OpenAI has just released a plug-in called Code Interpreter which is truly impressive. You need to have ChatGPT Plus to be able to turn it on. It then allows you to upload data and to use plain English to analyze it. You write requests/prompts like:

What are the top 20 content words in this text?

It then interprets your request and describes what it will try to do in Python. Then it generates the Python and runs it. When it has finished, it shows the results. You can see examples in this Medium article: 

ChatGPT’s Code Interpreter Was Just Released. Here’s How It Will Change Data Science Forever

I’ve been trying to see how I can use it to analyze a text. Here are some of the limitations:

  • It can’t handle large texts. This can be used to study a book length text, not a collection of books.
  • It frequently tries to load NLTK or other libraries and then fails. What is interesting is that it then tries other ways of achieving the same goal. For example, I asked for adjectives near the word “nature” and when it couldn’t load the NLTK POS library it then accessed a list of top adjectives in English and searched for those.
  • It can generate graphs of different sorts, but not interactives.
  • It is difficult to get the full transcript of an experiment where by “full” I mean that I want the Python code, the prompts, the responses, and any graphs generated. You can ask for a iPython notebook with the code which you can download. Perhaps I can also get a PDF with the images.

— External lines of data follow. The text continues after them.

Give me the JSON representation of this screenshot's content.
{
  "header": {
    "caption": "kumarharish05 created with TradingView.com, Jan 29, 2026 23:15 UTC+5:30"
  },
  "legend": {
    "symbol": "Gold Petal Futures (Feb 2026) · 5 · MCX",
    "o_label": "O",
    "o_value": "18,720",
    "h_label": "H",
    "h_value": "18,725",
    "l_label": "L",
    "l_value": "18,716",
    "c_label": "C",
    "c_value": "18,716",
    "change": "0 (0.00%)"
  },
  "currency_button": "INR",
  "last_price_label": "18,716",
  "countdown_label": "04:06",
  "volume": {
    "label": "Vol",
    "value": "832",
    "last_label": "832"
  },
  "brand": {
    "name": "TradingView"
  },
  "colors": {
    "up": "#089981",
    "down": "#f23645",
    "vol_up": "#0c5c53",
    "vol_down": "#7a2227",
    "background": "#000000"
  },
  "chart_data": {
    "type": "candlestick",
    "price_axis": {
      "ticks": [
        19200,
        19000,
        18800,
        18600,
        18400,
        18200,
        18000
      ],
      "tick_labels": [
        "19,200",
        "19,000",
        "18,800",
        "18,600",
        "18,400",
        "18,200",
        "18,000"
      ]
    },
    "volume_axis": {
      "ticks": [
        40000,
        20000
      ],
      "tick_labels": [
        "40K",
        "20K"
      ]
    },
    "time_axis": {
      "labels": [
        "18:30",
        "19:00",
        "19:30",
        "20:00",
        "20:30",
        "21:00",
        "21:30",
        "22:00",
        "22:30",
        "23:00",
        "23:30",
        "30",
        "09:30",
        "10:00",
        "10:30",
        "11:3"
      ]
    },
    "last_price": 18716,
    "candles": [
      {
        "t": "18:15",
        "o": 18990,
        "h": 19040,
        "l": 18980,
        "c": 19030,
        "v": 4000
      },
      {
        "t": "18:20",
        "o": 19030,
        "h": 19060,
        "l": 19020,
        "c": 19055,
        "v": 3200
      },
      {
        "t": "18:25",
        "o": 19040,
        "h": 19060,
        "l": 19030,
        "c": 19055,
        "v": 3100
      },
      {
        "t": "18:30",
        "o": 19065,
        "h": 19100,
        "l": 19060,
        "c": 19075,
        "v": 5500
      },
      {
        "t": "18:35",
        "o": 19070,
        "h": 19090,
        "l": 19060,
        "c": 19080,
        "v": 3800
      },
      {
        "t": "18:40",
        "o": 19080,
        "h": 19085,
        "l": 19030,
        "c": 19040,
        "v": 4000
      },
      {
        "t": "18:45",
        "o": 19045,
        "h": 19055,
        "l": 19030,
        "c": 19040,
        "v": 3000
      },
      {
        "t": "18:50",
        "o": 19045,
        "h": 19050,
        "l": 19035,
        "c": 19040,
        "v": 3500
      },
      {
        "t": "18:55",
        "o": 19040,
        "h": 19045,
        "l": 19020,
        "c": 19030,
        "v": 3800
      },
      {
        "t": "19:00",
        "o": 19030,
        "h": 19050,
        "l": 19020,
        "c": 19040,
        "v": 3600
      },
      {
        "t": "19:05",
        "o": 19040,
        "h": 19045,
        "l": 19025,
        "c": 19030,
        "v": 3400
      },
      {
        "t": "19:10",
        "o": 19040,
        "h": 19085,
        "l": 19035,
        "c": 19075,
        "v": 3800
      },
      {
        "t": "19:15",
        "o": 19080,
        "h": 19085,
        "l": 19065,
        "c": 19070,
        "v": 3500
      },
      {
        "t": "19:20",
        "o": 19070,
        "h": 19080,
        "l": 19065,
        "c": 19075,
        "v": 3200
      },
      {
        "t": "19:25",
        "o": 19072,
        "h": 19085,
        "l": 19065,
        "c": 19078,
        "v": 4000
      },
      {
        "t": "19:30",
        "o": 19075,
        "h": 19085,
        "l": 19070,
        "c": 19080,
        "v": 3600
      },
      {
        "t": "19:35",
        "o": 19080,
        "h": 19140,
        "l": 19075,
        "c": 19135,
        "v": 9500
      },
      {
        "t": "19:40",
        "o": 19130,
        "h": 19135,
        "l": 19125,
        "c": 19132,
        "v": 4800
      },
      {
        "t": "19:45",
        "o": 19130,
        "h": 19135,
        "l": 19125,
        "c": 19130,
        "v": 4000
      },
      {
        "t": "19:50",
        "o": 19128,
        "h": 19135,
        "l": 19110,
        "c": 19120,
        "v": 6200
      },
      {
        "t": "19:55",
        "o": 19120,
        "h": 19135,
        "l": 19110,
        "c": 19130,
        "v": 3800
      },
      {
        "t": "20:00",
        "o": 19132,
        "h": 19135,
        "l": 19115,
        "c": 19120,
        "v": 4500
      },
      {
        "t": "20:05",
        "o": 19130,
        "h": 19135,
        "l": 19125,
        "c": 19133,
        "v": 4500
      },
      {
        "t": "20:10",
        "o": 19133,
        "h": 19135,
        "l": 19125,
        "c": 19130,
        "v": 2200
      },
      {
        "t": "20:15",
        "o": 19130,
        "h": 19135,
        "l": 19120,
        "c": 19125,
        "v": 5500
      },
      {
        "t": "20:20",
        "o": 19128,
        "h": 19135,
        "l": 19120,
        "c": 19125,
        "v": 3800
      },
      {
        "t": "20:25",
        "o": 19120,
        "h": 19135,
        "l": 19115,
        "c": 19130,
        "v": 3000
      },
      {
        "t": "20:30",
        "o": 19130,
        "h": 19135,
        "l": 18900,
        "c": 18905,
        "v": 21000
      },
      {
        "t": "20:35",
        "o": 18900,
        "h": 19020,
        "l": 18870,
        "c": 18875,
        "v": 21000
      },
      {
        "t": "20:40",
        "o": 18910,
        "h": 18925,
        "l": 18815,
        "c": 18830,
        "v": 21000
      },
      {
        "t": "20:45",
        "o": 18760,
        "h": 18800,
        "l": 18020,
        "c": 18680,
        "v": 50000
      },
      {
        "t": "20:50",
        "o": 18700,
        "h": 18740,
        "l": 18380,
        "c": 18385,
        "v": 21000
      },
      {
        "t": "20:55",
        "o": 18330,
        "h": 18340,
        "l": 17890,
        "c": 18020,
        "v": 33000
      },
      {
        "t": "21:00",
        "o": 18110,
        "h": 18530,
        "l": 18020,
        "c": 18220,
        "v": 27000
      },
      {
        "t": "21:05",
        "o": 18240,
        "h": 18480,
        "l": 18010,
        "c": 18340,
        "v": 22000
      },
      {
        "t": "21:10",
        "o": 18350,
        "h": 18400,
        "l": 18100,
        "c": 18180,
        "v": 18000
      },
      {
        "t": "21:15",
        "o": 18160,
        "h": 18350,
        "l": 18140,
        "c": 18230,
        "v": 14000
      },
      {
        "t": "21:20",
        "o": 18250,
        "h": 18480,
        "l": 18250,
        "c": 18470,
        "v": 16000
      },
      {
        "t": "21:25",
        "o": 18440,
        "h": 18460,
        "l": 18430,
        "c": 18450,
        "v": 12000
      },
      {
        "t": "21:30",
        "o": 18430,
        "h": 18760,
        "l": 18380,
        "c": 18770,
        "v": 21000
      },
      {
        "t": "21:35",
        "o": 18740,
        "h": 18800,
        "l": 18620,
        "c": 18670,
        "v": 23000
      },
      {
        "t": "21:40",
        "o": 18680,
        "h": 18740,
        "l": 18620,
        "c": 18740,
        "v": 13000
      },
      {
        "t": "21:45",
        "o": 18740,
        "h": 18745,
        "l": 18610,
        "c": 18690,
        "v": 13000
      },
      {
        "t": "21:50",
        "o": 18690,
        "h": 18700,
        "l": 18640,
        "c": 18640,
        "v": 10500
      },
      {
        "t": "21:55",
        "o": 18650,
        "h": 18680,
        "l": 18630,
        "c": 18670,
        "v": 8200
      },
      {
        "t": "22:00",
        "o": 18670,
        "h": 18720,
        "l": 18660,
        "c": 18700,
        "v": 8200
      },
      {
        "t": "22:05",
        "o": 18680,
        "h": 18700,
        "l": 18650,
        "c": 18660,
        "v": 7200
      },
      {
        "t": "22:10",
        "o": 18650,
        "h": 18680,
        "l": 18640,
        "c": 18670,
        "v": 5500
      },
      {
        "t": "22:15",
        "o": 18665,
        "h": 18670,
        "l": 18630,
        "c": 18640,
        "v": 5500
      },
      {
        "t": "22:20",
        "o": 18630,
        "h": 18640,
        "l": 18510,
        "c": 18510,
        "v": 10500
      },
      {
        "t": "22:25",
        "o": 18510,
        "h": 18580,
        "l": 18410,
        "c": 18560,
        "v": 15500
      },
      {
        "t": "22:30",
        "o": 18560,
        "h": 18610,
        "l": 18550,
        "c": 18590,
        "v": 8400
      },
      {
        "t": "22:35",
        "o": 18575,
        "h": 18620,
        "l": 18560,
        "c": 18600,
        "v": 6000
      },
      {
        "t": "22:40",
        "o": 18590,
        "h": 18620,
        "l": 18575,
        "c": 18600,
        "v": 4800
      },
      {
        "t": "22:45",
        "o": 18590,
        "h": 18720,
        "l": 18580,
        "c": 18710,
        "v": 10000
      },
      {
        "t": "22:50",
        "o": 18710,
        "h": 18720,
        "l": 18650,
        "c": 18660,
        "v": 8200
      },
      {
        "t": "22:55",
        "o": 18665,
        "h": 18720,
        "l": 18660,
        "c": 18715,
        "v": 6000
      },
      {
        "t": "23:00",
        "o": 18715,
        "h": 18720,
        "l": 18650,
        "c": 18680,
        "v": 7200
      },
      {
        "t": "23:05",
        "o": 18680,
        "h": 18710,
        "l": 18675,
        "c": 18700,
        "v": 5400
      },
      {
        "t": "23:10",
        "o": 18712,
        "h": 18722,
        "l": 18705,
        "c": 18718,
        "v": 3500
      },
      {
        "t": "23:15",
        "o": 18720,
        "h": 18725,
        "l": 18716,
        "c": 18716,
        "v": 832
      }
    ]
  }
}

The Code Interpreter is in beta so I expect they will be improving it. It is none the less very impressive how it can translate prompts into processes. Particularly impressive is how it tries different approaches when things fail.

Code Interpreter could make data analysis and manipulation much more accessible. Without learning to code you can interrogate a data set and potentially run other processes. It is possible to imagine an unshackled Code Interpreter that could access the internet and do all sorts of things (like running a paper-clip business.)